American investment and merchant banking firm

Seabury Capital (Seabury) is an American boutique investment and merchant bank that has a focus on the aviation industry. Outside the U.S., the firm has offices in Europe and Asia.

==History==
In 1995, John Luth founded Seabury Capital originally as an airline consultancy firm. The firm's name comes from Samuel Seabury, the first Anglican Bishop in the US who is an ancestor of Luth's wife. Luth, a former banker was previously the Chief financial officer of Continental Airlines who used his restructuring experience to carve out a niche that provided advice to other airline companies. The successful restructuring of Continental Airlines at the time lead to an increase in stock price which gave Luth a lot of cash from his equity stake in it. Luth cashed in his stake so he could fund Seabury.

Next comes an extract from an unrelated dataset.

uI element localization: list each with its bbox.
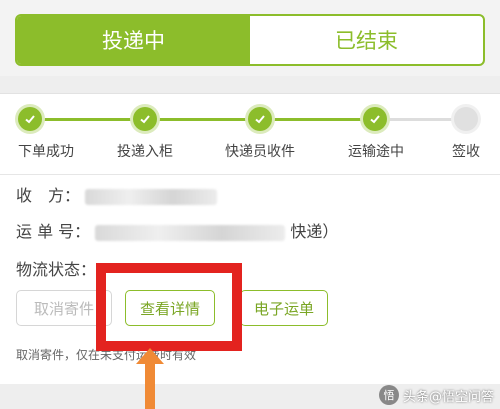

Seabury became a boutique investment bank that advised aviation companies on financial matters as well as a strategic consultancy firm that offered advice on operational areas. Half its employees were bankers while the other half were former airline executives. While its consulting business received mixed reviews, it was its financial advisory business that stood out with praise on its expertise regarding areas such as aircraft lease restructuring. Luth was known as a ruthless negotiator who could still keep negotiations transparent and detailed. Many aircraft lessors compared Seabury to Babcock & Brown. There were concerns that the restructuring advisory business could lead to conflicts of interest from having advised so many airlines and so Ruth looked to Europe and Asia for new business.

In January 2015, Seabury launched a merchant banking division to invest in the aviation, aerospace, defense and transportation sectors. Seabury would only take minority interest stakes citing it focused only on long term growth.

In April 2016, Seabury formed Seabury Global Markets, a fintech distribution platform.

In February 2017, Accenture acquired Seabury's aviation consulting business.

In October 2023, Seabury merged with aviation financial advisory firm Plane View Partners.

==Business activities ==

=== Deals ===

- In 1997, advised Frontier Airlines after complications arose from a proposed merger with Western Pacific Airlines.
- In 2021, advised Avianca Group on raising exit financing.
- In 2022, advised Malaysia Airlines on acquiring 20 Airbus A330neos.
- In 2023, advised Gol Linhas Aéreas Inteligentes regarding debt restructuring.